Aus den Entscheidungsgründen:


"... Nach ständiger Rechtsprechung darf ein Kraftfahrzeugführer bei Dunkelheit auch auf der Autobahn grundsätzlich nur so schnell fahren, dass er innerhalb der überschaubaren Strecke anhalten kann (BGH VersR 1965, 88 f.; NJW 1984, 2412; NJW 1987, 1075; OLG Hamm NZV 1988, 64 f. und NZV 1992, 407 f.; OLG Frankfurt NZV 1990, 154 f.; OLG Köln NZV 1993, 271; Jagusch/Hentschel, StVO, § 3 Rdnr. 35). Der Beklagte zu 3) hat im Rahmen des Berufungsverfahrens selbst eingeräumt, ihm sei es mit Rücksicht auf seine Ausgangsgeschwindigkeit von 126 km/h überhaupt nicht möglich gewesen, rechtzeitig vor den auf der Fahrbahn befindlichen Pkw Saab und Pkw Ford Fiesta die Geschwindigkeit so zu reduzieren, dass er noch hätte anhalten können, als er diese Fahrzeuge im Lichtkegel seines Abblendlichts erkannte (Bl. 279, 284 GA). Nach Maßgabe der urkundlich belegten Feststellungen, die der Kraftfahrzeugsachverständige R. in seinem im Rahmen des Strafverfahrens erstatteten verkehrstechnischen Gutachten vom 31.07.1991 getroffen hat, wäre der Unfall für den Beklagten zu 3) nämlich nur vermeidbar gewesen, wenn seine Geschwindigkeit bei Erkennen der Gefahr im Lichtkegel des Abblendlichts geringer als 85 km/h gewesen wäre (Bl. 94, 95 der Beiakten 74 Js 460/91 StA Aachen). Angesichts der im Hinblick auf das Gebot des Fahrens auf Sicht unstreitig überhöhten Geschwindigkeit des Beklagten zu 3) ist dessen Einwand eines vermeintlich unabwendbaren Ereignisses fernliegend.

Die Beklagten zu 3) und 4) können sich ferner nicht mit Erfolg darauf berufen, die auf der Fahrbahn liegenden bereits verunfallten Fahrzeuge seien so ungewöhnliche Hindernisse gewesen, dass der Beklagte zu 3) sie auch bei gehöriger Aufmerksamkeit und angepasster Geschwindigkeit nicht hätte erkennen können.
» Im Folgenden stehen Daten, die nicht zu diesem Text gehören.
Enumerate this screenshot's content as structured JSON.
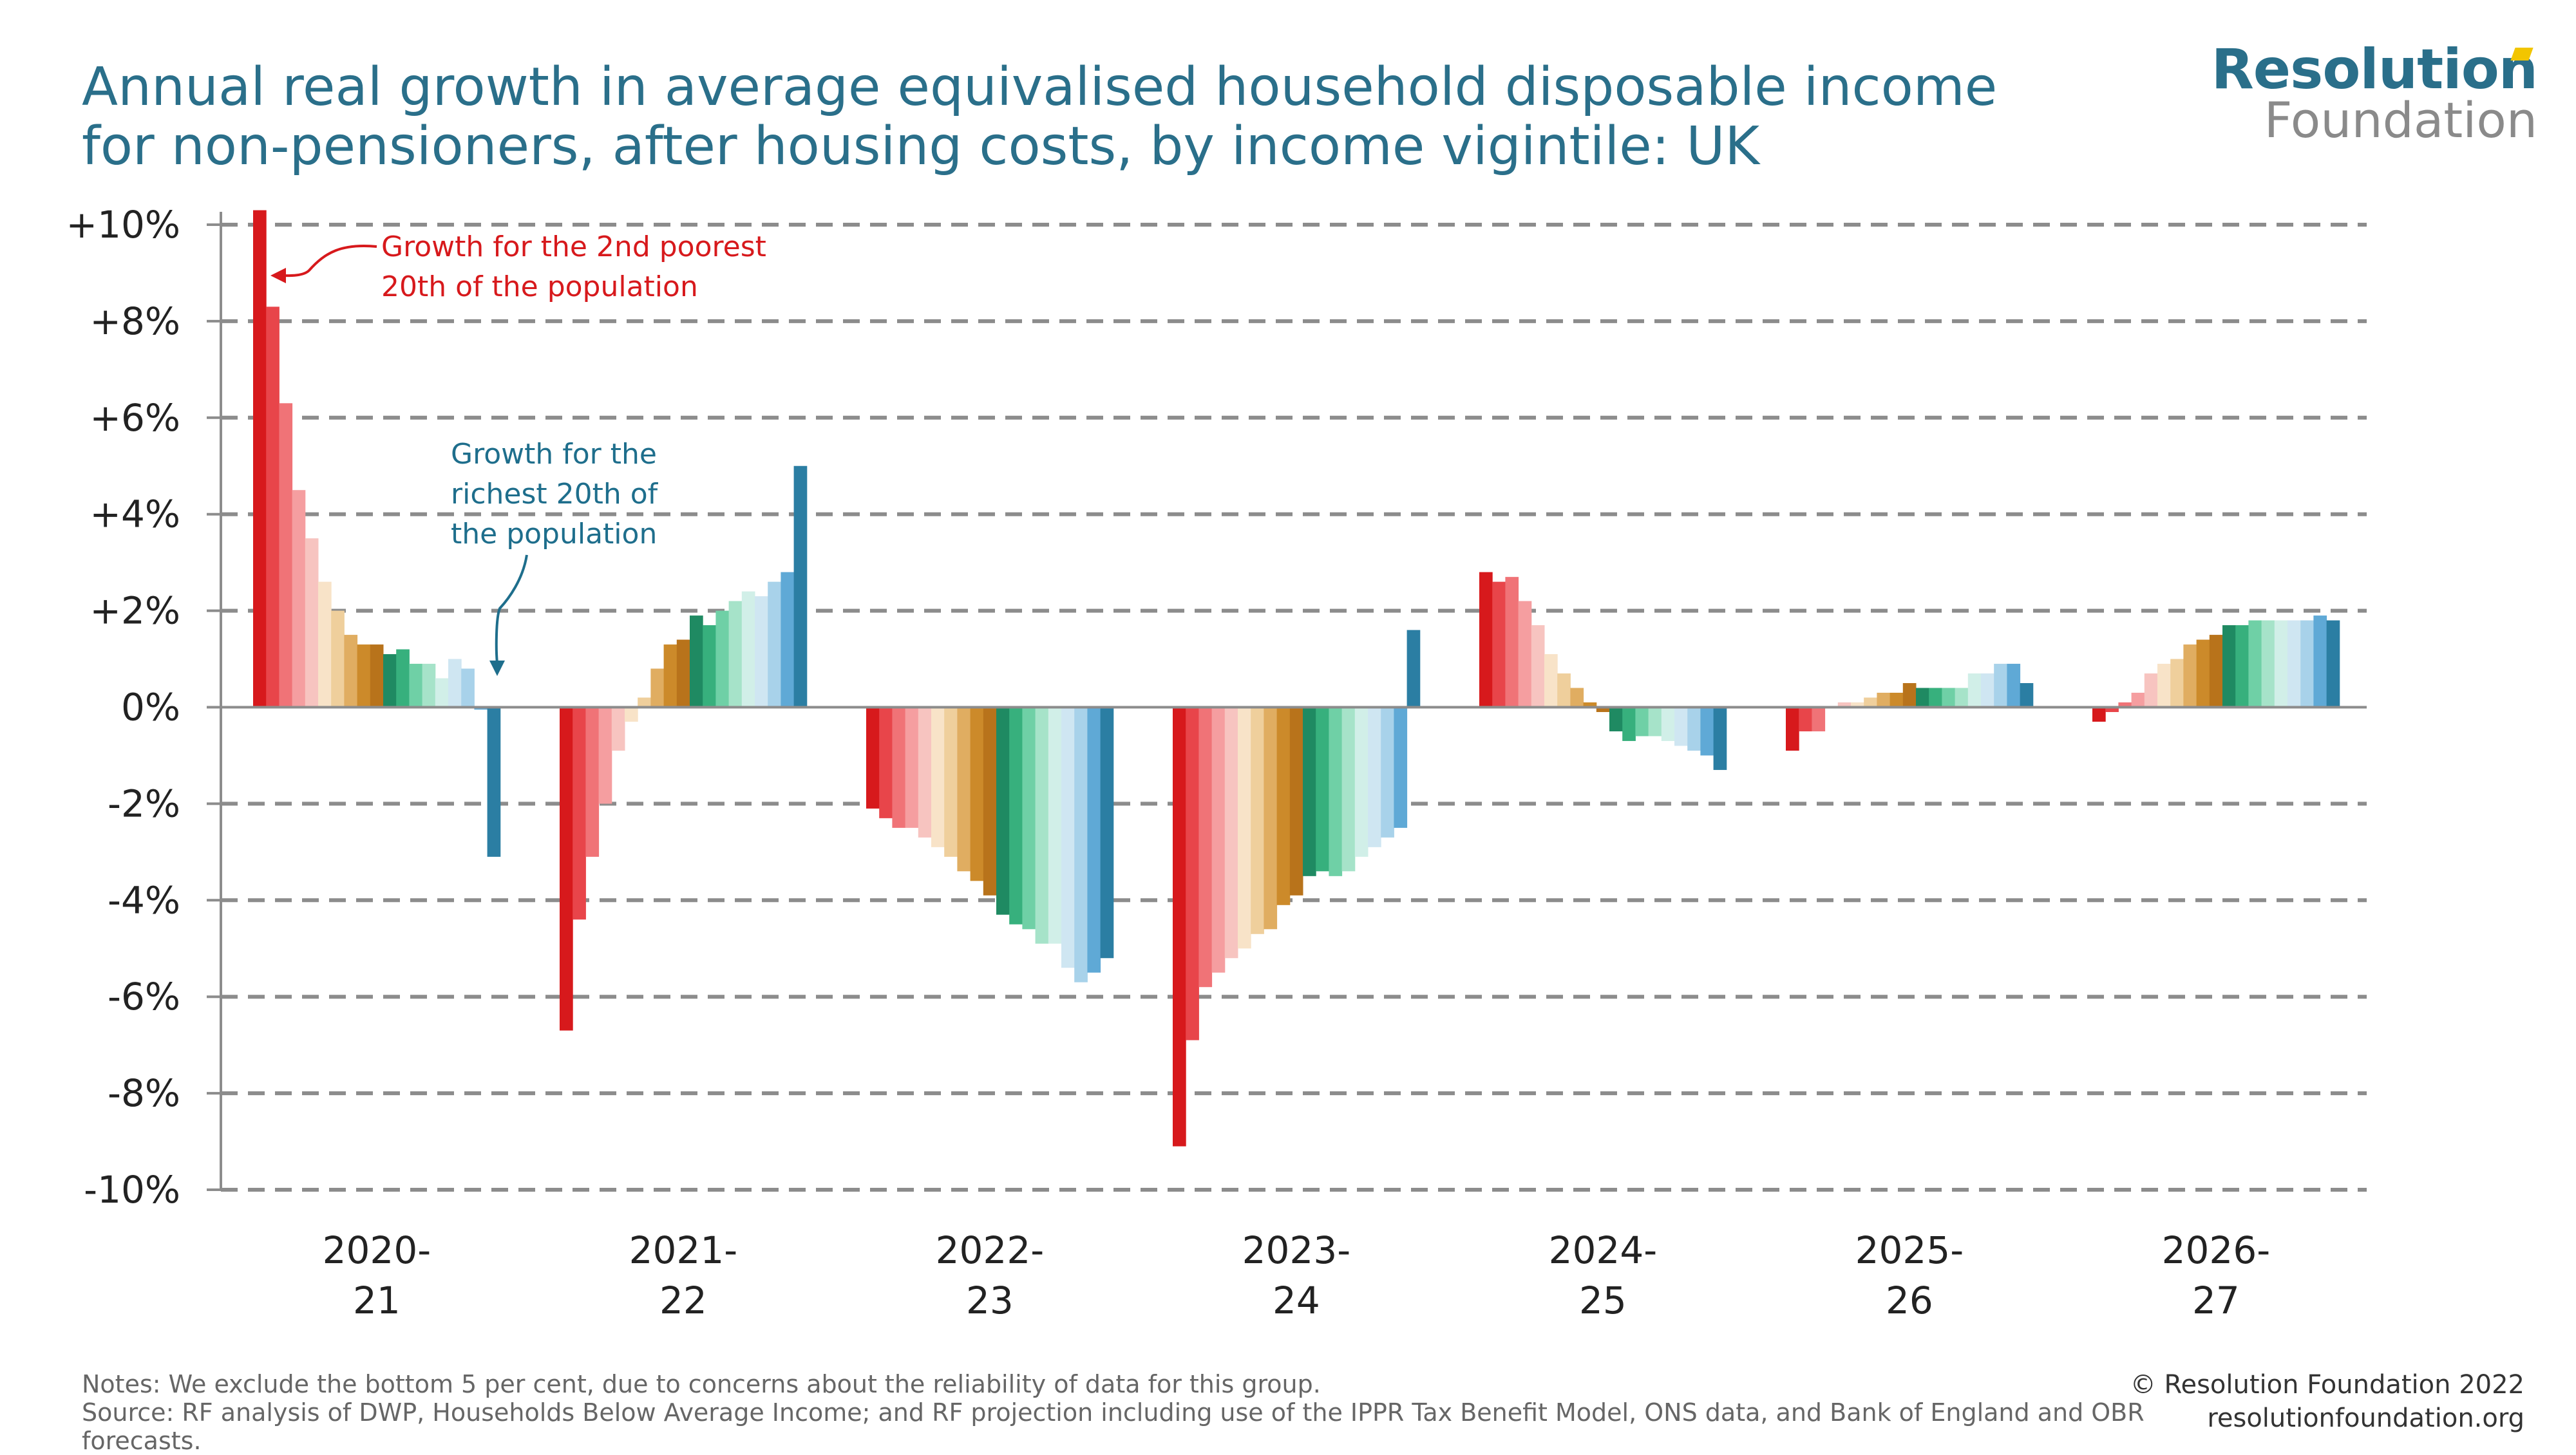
{
  "title": "Annual real growth in average equivalised household disposable income for non-pensioners, after housing costs, by income vigintile: UK",
  "logo": {
    "line1": "Resolution",
    "line2": "Foundation"
  },
  "footer": {
    "notes": "Notes: We exclude the bottom 5 per cent, due to concerns about the reliability of data for this group.",
    "source": "Source: RF analysis of DWP, Households Below Average Income; and RF projection including use of the IPPR Tax Benefit Model, ONS data, and Bank of England and OBR forecasts.",
    "copyright": "© Resolution Foundation 2022",
    "website": "resolutionfoundation.org"
  },
  "chart_data": {
    "type": "bar",
    "categories": [
      [
        "2020-",
        "21"
      ],
      [
        "2021-",
        "22"
      ],
      [
        "2022-",
        "23"
      ],
      [
        "2023-",
        "24"
      ],
      [
        "2024-",
        "25"
      ],
      [
        "2025-",
        "26"
      ],
      [
        "2026-",
        "27"
      ]
    ],
    "ylim": [
      -10,
      10
    ],
    "yticks": [
      "+10%",
      "+8%",
      "+6%",
      "+4%",
      "+2%",
      "0%",
      "-2%",
      "-4%",
      "-6%",
      "-8%",
      "-10%"
    ],
    "ytick_values": [
      10,
      8,
      6,
      4,
      2,
      0,
      -2,
      -4,
      -6,
      -8,
      -10
    ],
    "grid": true,
    "bars_per_group": 19,
    "colors": [
      "#d7191c",
      "#e8454a",
      "#f07377",
      "#f59ea0",
      "#f7c4c0",
      "#f8e3c8",
      "#efcf9c",
      "#e0ad61",
      "#cc8a2a",
      "#b8731b",
      "#1f8a62",
      "#37b07d",
      "#6fd0a6",
      "#a6e3c9",
      "#d1efe8",
      "#cfe6f2",
      "#a8d2ea",
      "#5fa9d6",
      "#2b7ea3"
    ],
    "values": [
      [
        10.3,
        8.3,
        6.3,
        4.5,
        3.5,
        2.6,
        2.0,
        1.5,
        1.3,
        1.3,
        1.1,
        1.2,
        0.9,
        0.9,
        0.6,
        1.0,
        0.8,
        -0.05,
        -3.1
      ],
      [
        -6.7,
        -4.4,
        -3.1,
        -2.0,
        -0.9,
        -0.3,
        0.2,
        0.8,
        1.3,
        1.4,
        1.9,
        1.7,
        2.0,
        2.2,
        2.4,
        2.3,
        2.6,
        2.8,
        5.0
      ],
      [
        -2.1,
        -2.3,
        -2.5,
        -2.5,
        -2.7,
        -2.9,
        -3.1,
        -3.4,
        -3.6,
        -3.9,
        -4.3,
        -4.5,
        -4.6,
        -4.9,
        -4.9,
        -5.4,
        -5.7,
        -5.5,
        -5.2
      ],
      [
        -9.1,
        -6.9,
        -5.8,
        -5.5,
        -5.2,
        -5.0,
        -4.7,
        -4.6,
        -4.1,
        -3.9,
        -3.5,
        -3.4,
        -3.5,
        -3.4,
        -3.1,
        -2.9,
        -2.7,
        -2.5,
        1.6
      ],
      [
        2.8,
        2.6,
        2.7,
        2.2,
        1.7,
        1.1,
        0.7,
        0.4,
        0.1,
        -0.1,
        -0.5,
        -0.7,
        -0.6,
        -0.6,
        -0.7,
        -0.8,
        -0.9,
        -1.0,
        -1.3
      ],
      [
        -0.9,
        -0.5,
        -0.5,
        0.0,
        0.1,
        0.1,
        0.2,
        0.3,
        0.3,
        0.5,
        0.4,
        0.4,
        0.4,
        0.4,
        0.7,
        0.7,
        0.9,
        0.9,
        0.5
      ],
      [
        -0.3,
        -0.1,
        0.1,
        0.3,
        0.7,
        0.9,
        1.0,
        1.3,
        1.4,
        1.5,
        1.7,
        1.7,
        1.8,
        1.8,
        1.8,
        1.8,
        1.8,
        1.9,
        1.8
      ]
    ],
    "annotations": [
      {
        "text": [
          "Growth for the 2nd poorest",
          "20th of the population"
        ],
        "color": "#d7191c"
      },
      {
        "text": [
          "Growth for the",
          "richest 20th of",
          "the population"
        ],
        "color": "#1e6e8c"
      }
    ]
  }
}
Selbst wenn ein Kraftfahrer seine Geschwindigkeit nicht auch auf solche Hindernisse einzurichten hat, die wegen ihrer Beschaffenheit ungewöhnlich schwer erkennbar sind, so gilt diese Einschränkung nach der Rechtsprechung des Bundesgerichtshofs jedoch gerade nicht für auf der Straße liegengebliebene Kraftfahrzeuge, mögen sie auch unbeleuchtet sein (BGH NJW-RR 1987, 1235, 1236; NJW 1984, 2412).




Eine Ausnahme von dem Grundsatz, bei Dunkelheit die Geschwindigkeit der Reichweite des Abblendlichts anzupassen, ergibt sich allerdings aus § 18 Abs. 6 StVO. Diese Vorschrift erlaubt es dem Kraftfahrer, schneller zu fahren, wenn entweder die Schlussleuchten des vorausfahrenden Kraftfahrzeugs klar erkennbar sind und ein ausreichender Abstand von ihm eingehalten wird, oder wenn der Verlauf der Fahrbahn durch Leiteinrichtungen mit Rückstrahlern und, zusammen mit fremdem Licht, Hindernisse rechtzeitig erkennbar sind; die Beklagten zu 3) und 4) berufen sich auf die letztgenannte Ausnahme (Bl. 279, 291 GA). Die in dieser Vorschrift benannten besonderen Umstände liegen im Streitfall indessen nicht vor, weil nach den urkundlich belegten und nicht angegriffenen Feststellungen des Sachverständigen R. die Bundesautobahn A 4 an der Unfallstelle gerade nicht beleuchtet ist (Bl. 78 der Strafakten). Mangels anderer Lichtquellen waren Hindernisse, so auch die bereits verunfallten Fahrzeuge, nicht rechtzeitig erkennbar.